Estoy con Luis, salimos cada noche después del trabajo y enfilamos el camino de la montaña en las postrimerías del día, aún con bastante luz, sabemos que en poco rato el crepúsculo se ocultará como nuestra luengas sombras, y que habremos de aguzar la vista sobre el asfalto por evitar el traspié. Hablamos del presente inmediato, de casa, de nuestra gente, del futuro cercano, pues no somos aficionados a ilusionarnos con nada más distante; entre tanto, subimos camino del punto de inflexión en nuestro trote, de El Mojón, donde llegas a avistar el pueblo vecino.

Cada pocos días, imagina alguna prueba para la intimidad de nuestro trote que pueda diferenciar a ese día de todos los demás, momento de recogimiento atlético pues no hay quien te emule. Siempre buscamos alternativas a la monotonía de nuestro rato. Razones de charla con el resto de amigos afines en el deporte. Motivos de amistad y regocijo. Incluso de faltarnos el tema, saca a colación asuntos ya manidos en nuestra memoria que nos hacen revivir el pasado radiante.

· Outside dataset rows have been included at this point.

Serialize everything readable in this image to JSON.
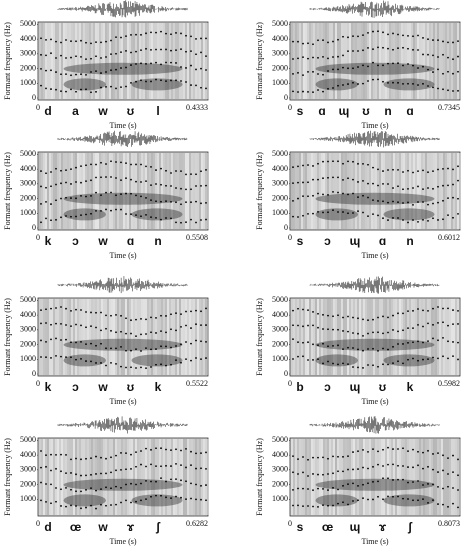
{
  "panels": [
    {
      "ylabel": "Formant frequency (Hz)",
      "yticks": [
        "0",
        "1000",
        "2000",
        "3000",
        "4000",
        "5000"
      ],
      "xstart": "0",
      "xend": "0.4333",
      "phonemes": [
        "d",
        "a",
        "w",
        "ʊ",
        "l"
      ],
      "xlabel": "Time (s)"
    },
    {
      "ylabel": "Formant frequency (Hz)",
      "yticks": [
        "0",
        "1000",
        "2000",
        "3000",
        "4000",
        "5000"
      ],
      "xstart": "0",
      "xend": "0.7345",
      "phonemes": [
        "s",
        "ɑ",
        "ɰ",
        "ʊ",
        "n",
        "ɑ"
      ],
      "xlabel": "Time (s)"
    },
    {
      "ylabel": "Formant frequency (Hz)",
      "yticks": [
        "0",
        "1000",
        "2000",
        "3000",
        "4000",
        "5000"
      ],
      "xstart": "0",
      "xend": "0.5508",
      "phonemes": [
        "k",
        "ɔ",
        "w",
        "ɑ",
        "n"
      ],
      "xlabel": "Time (s)"
    },
    {
      "ylabel": "Formant frequency (Hz)",
      "yticks": [
        "0",
        "1000",
        "2000",
        "3000",
        "4000",
        "5000"
      ],
      "xstart": "0",
      "xend": "0.6012",
      "phonemes": [
        "s",
        "ɔ",
        "ɰ",
        "ɑ",
        "n"
      ],
      "xlabel": "Time (s)"
    },
    {
      "ylabel": "Formant frequency (Hz)",
      "yticks": [
        "0",
        "1000",
        "2000",
        "3000",
        "4000",
        "5000"
      ],
      "xstart": "0",
      "xend": "0.5522",
      "phonemes": [
        "k",
        "ɔ",
        "w",
        "ʊ",
        "k"
      ],
      "xlabel": "Time (s)"
    },
    {
      "ylabel": "Formant frequency (Hz)",
      "yticks": [
        "0",
        "1000",
        "2000",
        "3000",
        "4000",
        "5000"
      ],
      "xstart": "0",
      "xend": "0.5982",
      "phonemes": [
        "b",
        "ɔ",
        "ɰ",
        "ʊ",
        "k"
      ],
      "xlabel": "Time (s)"
    },
    {
      "ylabel": "Formant frequency (Hz)",
      "yticks": [
        "1000",
        "2000",
        "3000",
        "4000",
        "5000"
      ],
      "xstart": "0",
      "xend": "0.6282",
      "phonemes": [
        "d",
        "œ",
        "w",
        "ɤ",
        "ʃ"
      ],
      "xlabel": "Time (s)"
    },
    {
      "ylabel": "Formant frequency (Hz)",
      "yticks": [
        "1000",
        "2000",
        "3000",
        "4000",
        "5000"
      ],
      "xstart": "0",
      "xend": "0.8073",
      "phonemes": [
        "s",
        "œ",
        "ɰ",
        "ɤ",
        "ʃ"
      ],
      "xlabel": "Time (s)"
    }
  ]
}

Cuántas veces no habremos repasado nuestra existencia juntos mientras lo vivido custodiaba el trote de los pies.

Con el tiempo se acumulan kilómetros, unos simpáticos, otros locuaces, también los hay silenciosos e incluso jadeantes. Luis es un gran amigo, tranquilo, atento, inteligente, humilde, prudente y fiel.

No podré correr este maratón, tampoco tú lo harás; sin embargo, siento que ambos seguiremos trotando por la dehesa luminosa, mojada, fría, ondulada y llena de pinchos, y lo haremos juntos. Gracias amigo Luis.